The agent stopped flattening. It started working down the ideas, skipping anything tagged REJECTED, adding new ones from the original optimization_recs.md when something surprised it. The other thing ideas.md gave me was a way to contribute without breaking the loop. Like when I thought of trying L40S instead of A10G. Surprisingly, the LLMs didn't come up with this idea on their own. I just added it as PROPOSED and the loop picked it up next cycle.
Then, 12 consecutive CUDA OOMs across two GPU types looked like we needed more memory. The agent, working through ideas.md, tagged "GPU memory" as REJECTED and shifted to code-level causes. The fix was capping model.encode(batch_size=32) instead of sending the full batch through a single forward pass. This was a code-level change but my initial instincts were toward infra. Agent won on this one.
The same pattern repeated with GPU count. For the first part of the optimization it was focusing on getting the total time down, but then it added ideas around increasing utilization.

Usually you want more GPUs for a faster result. But the metrics API was feeding utilization data into the scoring function, and at 50 L40S GPUs utilization sat at 1.2%. The agent proposed 20. Run came back: 14.9 minutes, down from 15.6. $18 instead of $35. Fewer GPUs, faster pipeline, half the cost. At this point I couldn't believe it.

By experiment 36, the gains were flattening.

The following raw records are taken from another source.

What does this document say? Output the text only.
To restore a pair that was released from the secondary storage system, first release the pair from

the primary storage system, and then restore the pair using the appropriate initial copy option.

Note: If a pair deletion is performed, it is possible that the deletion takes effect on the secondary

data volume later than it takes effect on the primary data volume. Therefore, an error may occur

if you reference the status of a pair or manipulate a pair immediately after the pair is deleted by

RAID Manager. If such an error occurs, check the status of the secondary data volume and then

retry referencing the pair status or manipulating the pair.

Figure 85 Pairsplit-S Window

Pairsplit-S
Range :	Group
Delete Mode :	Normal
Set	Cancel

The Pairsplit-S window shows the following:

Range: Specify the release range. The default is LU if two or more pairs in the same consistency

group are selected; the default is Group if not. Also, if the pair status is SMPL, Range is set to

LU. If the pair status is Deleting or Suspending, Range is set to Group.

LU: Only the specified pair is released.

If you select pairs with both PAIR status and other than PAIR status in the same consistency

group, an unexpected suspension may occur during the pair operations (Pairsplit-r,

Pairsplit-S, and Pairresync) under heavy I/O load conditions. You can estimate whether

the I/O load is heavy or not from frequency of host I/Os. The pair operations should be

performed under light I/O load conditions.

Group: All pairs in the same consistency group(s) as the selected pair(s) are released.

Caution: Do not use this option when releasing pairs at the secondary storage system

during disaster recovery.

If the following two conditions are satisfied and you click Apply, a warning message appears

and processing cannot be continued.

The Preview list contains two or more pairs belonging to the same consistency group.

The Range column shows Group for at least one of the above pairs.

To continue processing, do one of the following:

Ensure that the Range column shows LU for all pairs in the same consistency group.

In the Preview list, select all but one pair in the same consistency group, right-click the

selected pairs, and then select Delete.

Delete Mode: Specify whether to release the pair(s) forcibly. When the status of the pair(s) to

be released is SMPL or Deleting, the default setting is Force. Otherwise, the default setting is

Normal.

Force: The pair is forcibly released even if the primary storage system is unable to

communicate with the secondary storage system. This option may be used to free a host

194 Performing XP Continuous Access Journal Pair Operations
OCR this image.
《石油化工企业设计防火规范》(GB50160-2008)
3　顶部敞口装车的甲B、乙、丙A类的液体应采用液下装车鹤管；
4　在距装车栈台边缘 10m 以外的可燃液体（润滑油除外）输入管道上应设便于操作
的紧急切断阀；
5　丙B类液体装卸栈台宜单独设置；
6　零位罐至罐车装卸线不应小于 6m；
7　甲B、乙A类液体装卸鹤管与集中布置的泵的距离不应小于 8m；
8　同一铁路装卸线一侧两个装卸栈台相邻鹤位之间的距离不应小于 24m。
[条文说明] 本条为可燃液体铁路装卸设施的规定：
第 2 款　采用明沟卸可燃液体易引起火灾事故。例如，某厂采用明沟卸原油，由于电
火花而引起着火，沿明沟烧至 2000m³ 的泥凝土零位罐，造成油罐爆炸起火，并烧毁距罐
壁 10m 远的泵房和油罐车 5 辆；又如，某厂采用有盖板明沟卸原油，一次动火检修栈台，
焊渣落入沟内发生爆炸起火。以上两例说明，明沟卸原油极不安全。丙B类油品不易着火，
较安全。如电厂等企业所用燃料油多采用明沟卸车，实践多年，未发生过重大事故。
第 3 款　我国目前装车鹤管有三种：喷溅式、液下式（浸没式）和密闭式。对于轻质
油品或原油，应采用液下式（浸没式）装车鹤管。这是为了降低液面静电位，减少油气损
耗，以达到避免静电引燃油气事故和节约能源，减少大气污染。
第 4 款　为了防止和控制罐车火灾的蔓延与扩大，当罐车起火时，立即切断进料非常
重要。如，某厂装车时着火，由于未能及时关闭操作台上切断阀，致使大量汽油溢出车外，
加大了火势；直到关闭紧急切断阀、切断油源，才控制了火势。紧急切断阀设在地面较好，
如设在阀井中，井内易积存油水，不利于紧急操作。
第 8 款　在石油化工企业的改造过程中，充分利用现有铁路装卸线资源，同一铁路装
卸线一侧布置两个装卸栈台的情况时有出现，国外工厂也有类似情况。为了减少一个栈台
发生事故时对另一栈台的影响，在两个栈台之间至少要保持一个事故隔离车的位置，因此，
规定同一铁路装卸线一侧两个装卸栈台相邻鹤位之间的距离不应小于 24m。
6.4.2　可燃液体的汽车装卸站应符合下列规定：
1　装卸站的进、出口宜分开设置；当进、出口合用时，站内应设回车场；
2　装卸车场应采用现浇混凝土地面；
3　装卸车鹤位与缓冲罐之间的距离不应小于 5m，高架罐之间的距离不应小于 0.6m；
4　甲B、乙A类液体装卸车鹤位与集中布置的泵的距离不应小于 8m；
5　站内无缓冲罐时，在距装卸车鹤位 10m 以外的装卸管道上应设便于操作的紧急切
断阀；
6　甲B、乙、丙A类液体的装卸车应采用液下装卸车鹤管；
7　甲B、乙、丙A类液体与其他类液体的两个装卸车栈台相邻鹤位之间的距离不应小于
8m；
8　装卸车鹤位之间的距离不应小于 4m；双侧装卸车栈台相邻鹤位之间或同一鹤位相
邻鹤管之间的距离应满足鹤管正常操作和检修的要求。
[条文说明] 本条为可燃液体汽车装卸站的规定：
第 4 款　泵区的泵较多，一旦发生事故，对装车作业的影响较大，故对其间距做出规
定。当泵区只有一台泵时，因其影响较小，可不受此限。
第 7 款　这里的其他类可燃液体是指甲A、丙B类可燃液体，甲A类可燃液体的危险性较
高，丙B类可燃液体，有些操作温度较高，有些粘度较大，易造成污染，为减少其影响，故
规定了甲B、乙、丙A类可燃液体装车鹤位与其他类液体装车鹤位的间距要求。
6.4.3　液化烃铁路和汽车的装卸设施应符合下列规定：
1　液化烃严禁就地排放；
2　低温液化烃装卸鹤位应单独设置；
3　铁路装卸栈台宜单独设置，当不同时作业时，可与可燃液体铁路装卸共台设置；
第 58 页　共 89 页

The agent had found its last kept improvement, GPU right-sizing to 20 L40S. The remaining ~10 runs were scale-validation. 47 experiments in, the pipeline ran 10M rows reliably, on half the GPUs, in under three days.
One moment blew my mind. I came back from a customer meeting, 1.5 hrs into the loop. Eight experiments had run while I was gone. One of the levers, shuffle strategy with the right compute config, had been pushed all the way to its plateau. I hadn't watched a single run. I hadn't read a log in real time. The loop had searched a whole dimension while I was on a Zoom call.
That was the shift. Optimization wasn't something I "did" anymore. The work that actually took thinking was upfront, in scoring.py and objective.md. Verification-driven optimization, basically. TDD for infra. Get the scoring function wrong and the agent will optimize against the wrong thing. At GPU prices, that gets expensive fast.
I believe we’re witnessing a evolution in platform engineering. Our focus has shifted away from hand-crafted optimizations to writing agentic loops with the right primitives to achieve the objective. The agents run the loops. Knowing how to prune the search space well is still a very useful skill.